Key challenges for AI systems
ARC-AGI-2 exposes specific reasoning deficiencies in current AI systems:
- Symbolic interpretation: AI struggles to assign semantic meaning to symbols beyond visual patterns
- Compositional reasoning: Systems fail when multiple rules must be applied simultaneously
- Contextual rule application: AI has difficulty applying rules differently based on context
The benchmark consists of visual puzzle tasks where systems must identify patterns and generate correct answer grids. Every task in ARC-AGI-2 was solved by at least two humans in two attempts or less, matching the evaluation criteria for AI systems.
Measuring efficiency alongside capability
A significant innovation in ARC-AGI-2 is its emphasis on efficiency. The benchmark now explicitly tracks the cost of solving tasks, recognizing that intelligence isn’t just about problem-solving capability but also resource utilization.
“Intelligence is not solely defined by the ability to solve problems or achieve high scores,” writes Arc Prize Foundation co-founder Greg Kamradt. “The efficiency with which those capabilities are acquired and deployed is a crucial, defining component.”
This efficiency metric highlights another gap: human solvers cost approximately $17 per task, while the o3-low model costs around $200 per task while achieving far lower accuracy.
Competition and prizes
Alongside the new benchmark, the Arc Prize Foundation has announced the ARC Prize 2025 competition with $1 million in prizes.

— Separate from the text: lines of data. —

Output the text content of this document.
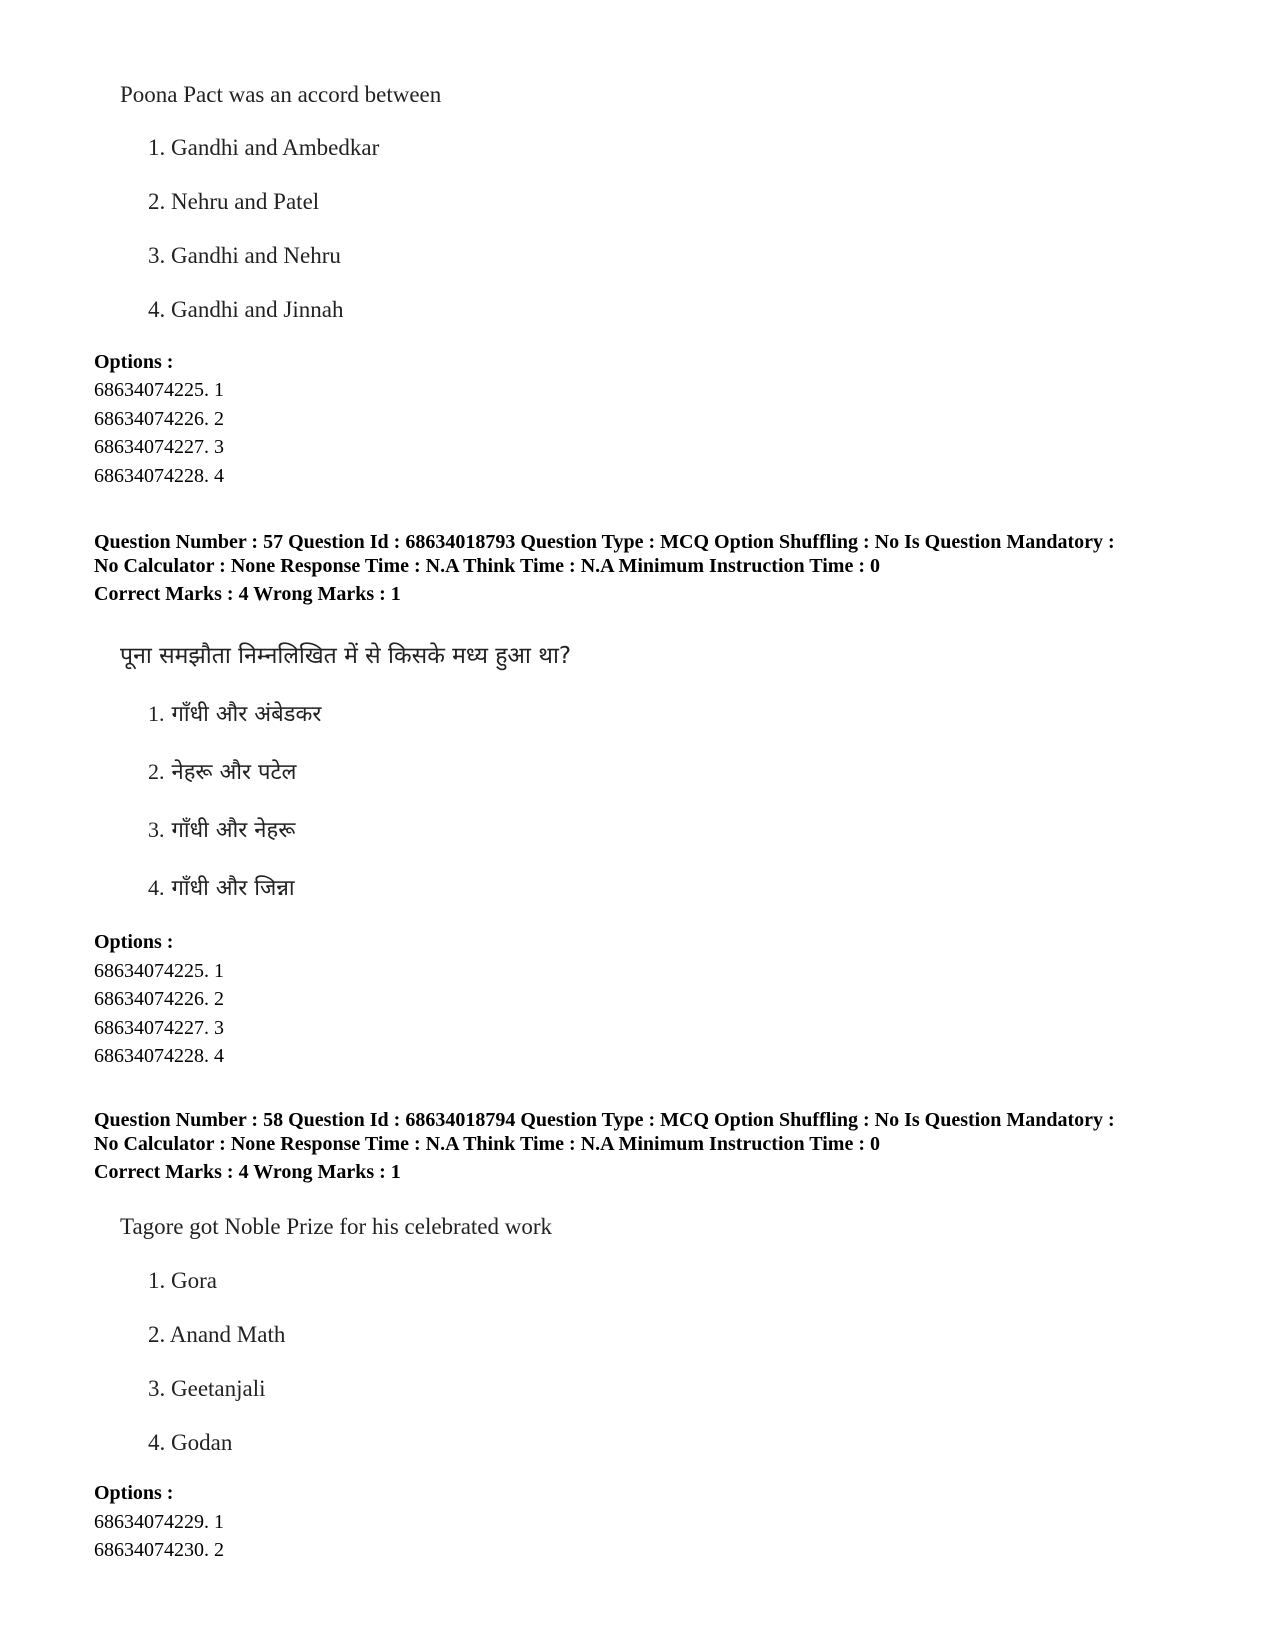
Poona Pact was an accord between

1. Gandhi and Ambedkar

2. Nehru and Patel

3. Gandhi and Nehru

4. Gandhi and Jinnah

Options :

68634074225. 1

68634074226. 2

68634074227. 3

68634074228. 4

Question Number : 57 Question Id : 68634018793 Question Type : MCQ Option Shuffling : No Is Question Mandatory :

No Calculator : None Response Time : N.A Think Time : N.A Minimum Instruction Time : 0

Correct Marks : 4 Wrong Marks : 1

पूना समझौता निम्नलिखित में से किसके मध्य हुआ था?

1. गाँधी और अंबेडकर

2. नेहरू और पटेल

3. गाँधी और नेहरू

4. गाँधी और जिन्ना

Options :

68634074225. 1

68634074226. 2

68634074227. 3

68634074228. 4

Question Number : 58 Question Id : 68634018794 Question Type : MCQ Option Shuffling : No Is Question Mandatory :

No Calculator : None Response Time : N.A Think Time : N.A Minimum Instruction Time : 0

Correct Marks : 4 Wrong Marks : 1

Tagore got Noble Prize for his celebrated work

1. Gora

2. Anand Math

3. Geetanjali

4. Godan

Options :

68634074229. 1

68634074230. 2
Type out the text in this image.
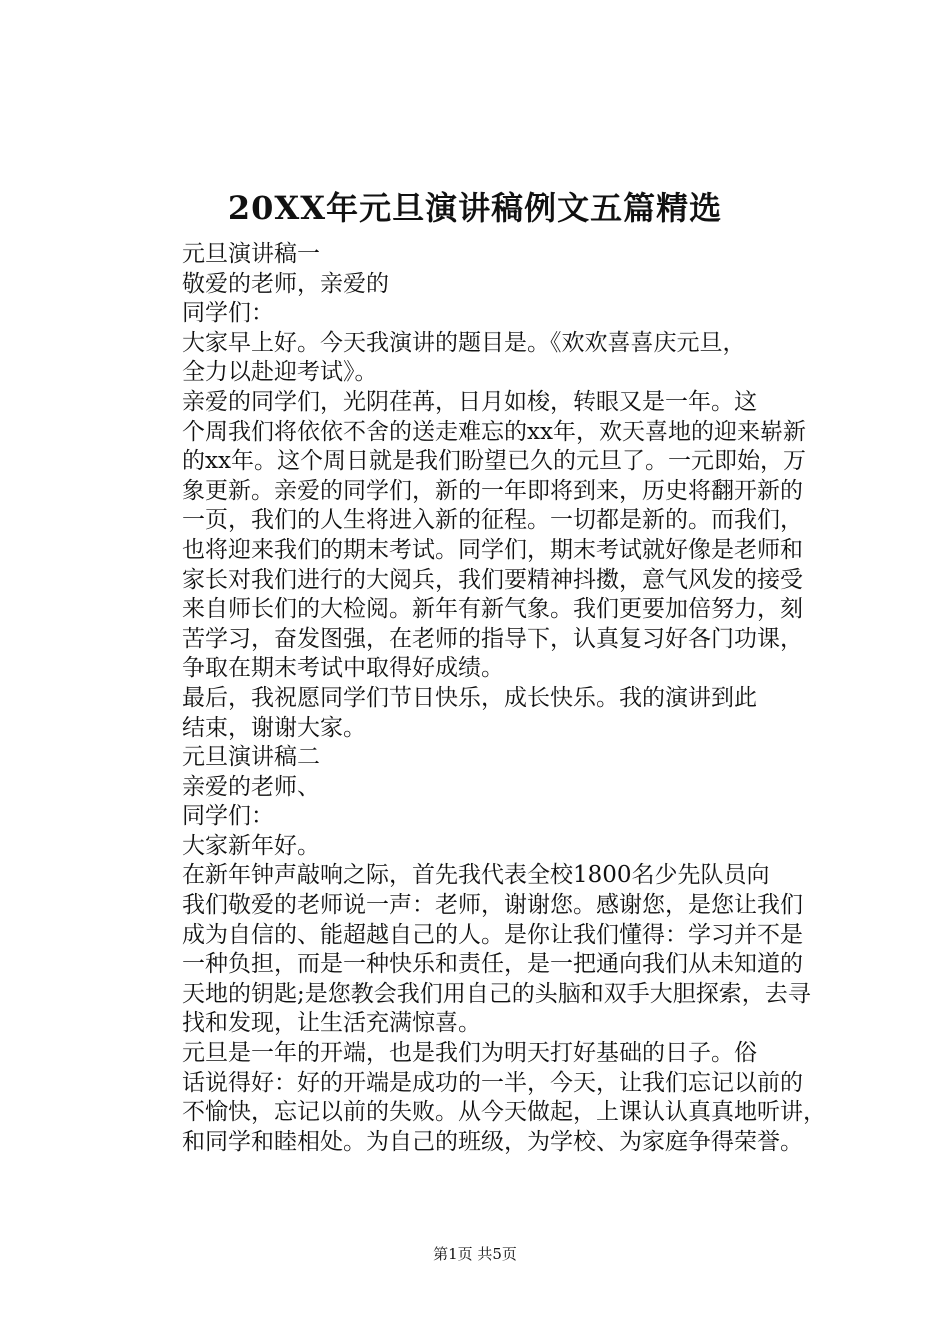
20XX年元旦演讲稿例文五篇精选
元旦演讲稿一
敬爱的老师，亲爱的
同学们：
大家早上好。今天我演讲的题目是。《欢欢喜喜庆元旦，
全力以赴迎考试》。
亲爱的同学们，光阴荏苒，日月如梭，转眼又是一年。这
个周我们将依依不舍的送走难忘的xx年，欢天喜地的迎来崭新
的xx年。这个周日就是我们盼望已久的元旦了。一元即始，万
象更新。亲爱的同学们，新的一年即将到来，历史将翻开新的
一页，我们的人生将进入新的征程。一切都是新的。而我们，
也将迎来我们的期末考试。同学们，期末考试就好像是老师和
家长对我们进行的大阅兵，我们要精神抖擞，意气风发的接受
来自师长们的大检阅。新年有新气象。我们更要加倍努力，刻
苦学习，奋发图强，在老师的指导下，认真复习好各门功课，
争取在期末考试中取得好成绩。
最后，我祝愿同学们节日快乐，成长快乐。我的演讲到此
结束，谢谢大家。
元旦演讲稿二
亲爱的老师、
同学们：
大家新年好。
在新年钟声敲响之际，首先我代表全校1800名少先队员向
我们敬爱的老师说一声：老师，谢谢您。感谢您，是您让我们
成为自信的、能超越自己的人。是你让我们懂得：学习并不是
一种负担，而是一种快乐和责任，是一把通向我们从未知道的
天地的钥匙;是您教会我们用自己的头脑和双手大胆探索，去寻
找和发现，让生活充满惊喜。
元旦是一年的开端，也是我们为明天打好基础的日子。俗
话说得好：好的开端是成功的一半，今天，让我们忘记以前的
不愉快，忘记以前的失败。从今天做起，上课认认真真地听讲，
和同学和睦相处。为自己的班级，为学校、为家庭争得荣誉。
第1页 共5页
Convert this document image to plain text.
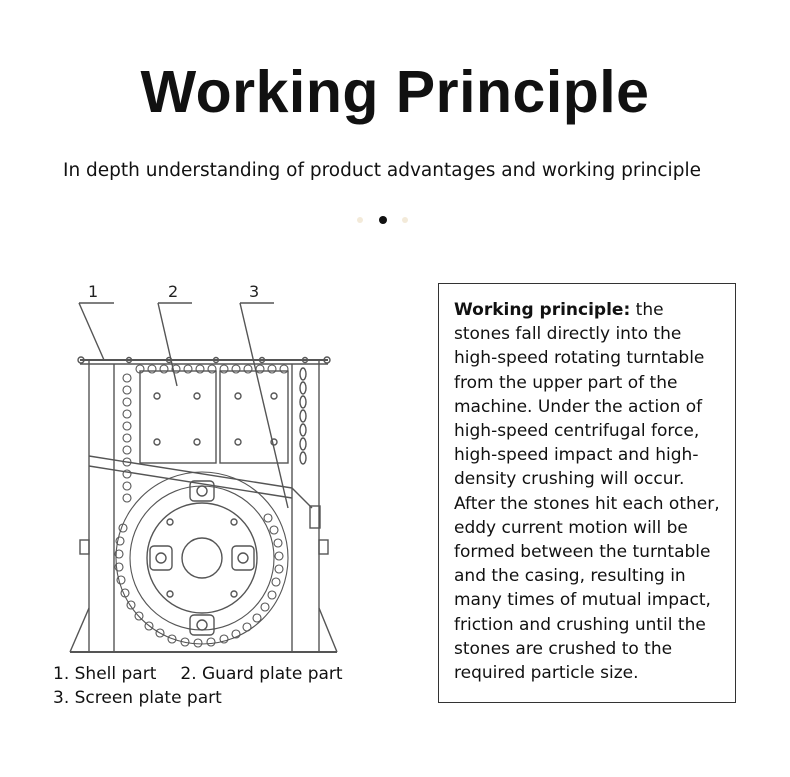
Working Principle
In depth understanding of product advantages and working principle
1	2	3
1. Shell part 2. Guard plate part
3. Screen plate part
Working principle: the stones fall directly into the high-speed rotating turntable from the upper part of the machine. Under the action of high-speed centrifugal force, high-speed impact and high-density crushing will occur. After the stones hit each other, eddy current motion will be formed between the turntable and the casing, resulting in many times of mutual impact, friction and crushing until the stones are crushed to the required particle size.
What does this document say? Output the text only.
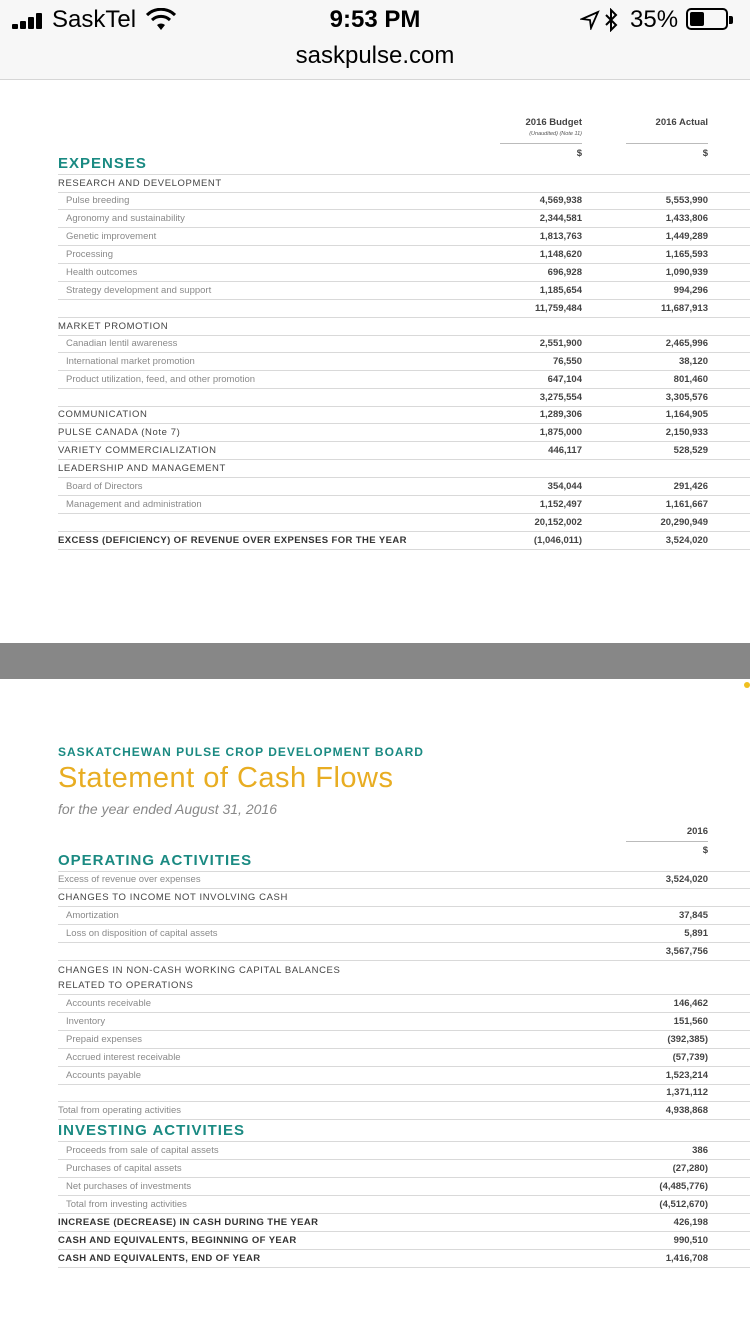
SaskTel	9:53 PM
saskpulse.com
35%
2016 Budget
(Unaudited) (Note 11)
2016 Actual
$	$
EXPENSES
RESEARCH AND DEVELOPMENT
Pulse breeding	4,569,938	5,553,990
Agronomy and sustainability	2,344,581	1,433,806
Genetic improvement	1,813,763	1,449,289
Processing	1,148,620	1,165,593
Health outcomes	696,928	1,090,939
Strategy development and support	1,185,654	994,296
11,759,484	11,687,913
MARKET PROMOTION
Canadian lentil awareness	2,551,900	2,465,996
International market promotion	76,550	38,120
Product utilization, feed, and other promotion	647,104	801,460
3,275,554	3,305,576
COMMUNICATION	1,289,306	1,164,905
PULSE CANADA (Note 7)	1,875,000	2,150,933
VARIETY COMMERCIALIZATION	446,117	528,529
LEADERSHIP AND MANAGEMENT
Board of Directors	354,044	291,426
Management and administration	1,152,497	1,161,667
20,152,002	20,290,949
EXCESS (DEFICIENCY) OF REVENUE OVER EXPENSES FOR THE YEAR	(1,046,011)	3,524,020
SASKATCHEWAN PULSE CROP DEVELOPMENT BOARD
Statement of Cash Flows
for the year ended August 31, 2016
2016
$
OPERATING ACTIVITIES
Excess of revenue over expenses	3,524,020
CHANGES TO INCOME NOT INVOLVING CASH
Amortization	37,845
Loss on disposition of capital assets	5,891
3,567,756
CHANGES IN NON-CASH WORKING CAPITAL BALANCES
RELATED TO OPERATIONS
Accounts receivable	146,462
Inventory	151,560
Prepaid expenses	(392,385)
Accrued interest receivable	(57,739)
Accounts payable	1,523,214
1,371,112
Total from operating activities	4,938,868
INVESTING ACTIVITIES
Proceeds from sale of capital assets	386
Purchases of capital assets	(27,280)
Net purchases of investments	(4,485,776)
Total from investing activities	(4,512,670)
INCREASE (DECREASE) IN CASH DURING THE YEAR	426,198
CASH AND EQUIVALENTS, BEGINNING OF YEAR	990,510
CASH AND EQUIVALENTS, END OF YEAR	1,416,708
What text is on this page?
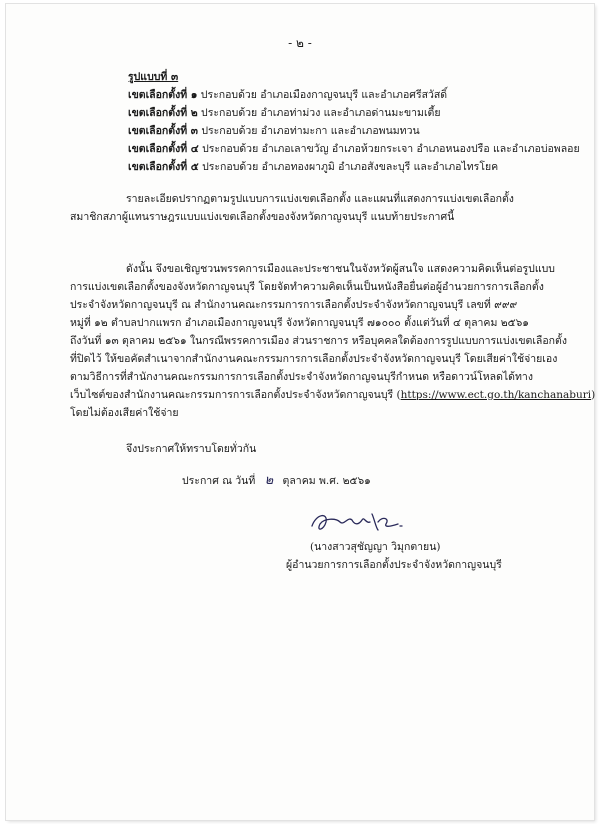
- ๒ -
รูปแบบที่ ๓
เขตเลือกตั้งที่ ๑ ประกอบด้วย อำเภอเมืองกาญจนบุรี และอำเภอศรีสวัสดิ์
เขตเลือกตั้งที่ ๒ ประกอบด้วย อำเภอท่าม่วง และอำเภอด่านมะขามเตี้ย
เขตเลือกตั้งที่ ๓ ประกอบด้วย อำเภอท่ามะกา และอำเภอพนมทวน
เขตเลือกตั้งที่ ๔ ประกอบด้วย อำเภอเลาขวัญ อำเภอห้วยกระเจา อำเภอหนองปรือ และอำเภอบ่อพลอย
เขตเลือกตั้งที่ ๕ ประกอบด้วย อำเภอทองผาภูมิ อำเภอสังขละบุรี และอำเภอไทรโยค
รายละเอียดปรากฏตามรูปแบบการแบ่งเขตเลือกตั้ง และแผนที่แสดงการแบ่งเขตเลือกตั้ง
สมาชิกสภาผู้แทนราษฎรแบบแบ่งเขตเลือกตั้งของจังหวัดกาญจนบุรี แนบท้ายประกาศนี้
ดังนั้น จึงขอเชิญชวนพรรคการเมืองและประชาชนในจังหวัดผู้สนใจ แสดงความคิดเห็นต่อรูปแบบ
การแบ่งเขตเลือกตั้งของจังหวัดกาญจนบุรี โดยจัดทำความคิดเห็นเป็นหนังสือยื่นต่อผู้อำนวยการการเลือกตั้ง
ประจำจังหวัดกาญจนบุรี ณ สำนักงานคณะกรรมการการเลือกตั้งประจำจังหวัดกาญจนบุรี เลขที่ ๙๙๙
หมู่ที่ ๑๒ ตำบลปากแพรก อำเภอเมืองกาญจนบุรี จังหวัดกาญจนบุรี ๗๑๐๐๐ ตั้งแต่วันที่ ๔ ตุลาคม ๒๕๖๑
ถึงวันที่ ๑๓ ตุลาคม ๒๕๖๑ ในกรณีพรรคการเมือง ส่วนราชการ หรือบุคคลใดต้องการรูปแบบการแบ่งเขตเลือกตั้ง
ที่ปิดไว้ ให้ขอคัดสำเนาจากสำนักงานคณะกรรมการการเลือกตั้งประจำจังหวัดกาญจนบุรี โดยเสียค่าใช้จ่ายเอง
ตามวิธีการที่สำนักงานคณะกรรมการการเลือกตั้งประจำจังหวัดกาญจนบุรีกำหนด หรือดาวน์โหลดได้ทาง
เว็บไซต์ของสำนักงานคณะกรรมการการเลือกตั้งประจำจังหวัดกาญจนบุรี (https://www.ect.go.th/kanchanaburi)
โดยไม่ต้องเสียค่าใช้จ่าย
จึงประกาศให้ทราบโดยทั่วกัน
ประกาศ ณ วันที่ ๒ ตุลาคม พ.ศ. ๒๕๖๑
(นางสาวสุชัญญา วิมุกตายน)
ผู้อำนวยการการเลือกตั้งประจำจังหวัดกาญจนบุรี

The competition challenges developers to reach 85% accuracy on ARC-AGI-2 while spending only $0.42 per task. The contest runs from March 26 through November 3, 2025.
The foundation’s approach reflects a growing industry consensus that new, unsaturated benchmarks are needed to measure AI progress toward general intelligence. By designing tasks that are easy for humans but difficult for AI, ARC-AGI aims to identify the specific capabilities that separate human-level general intelligence from even the most advanced AI systems available today.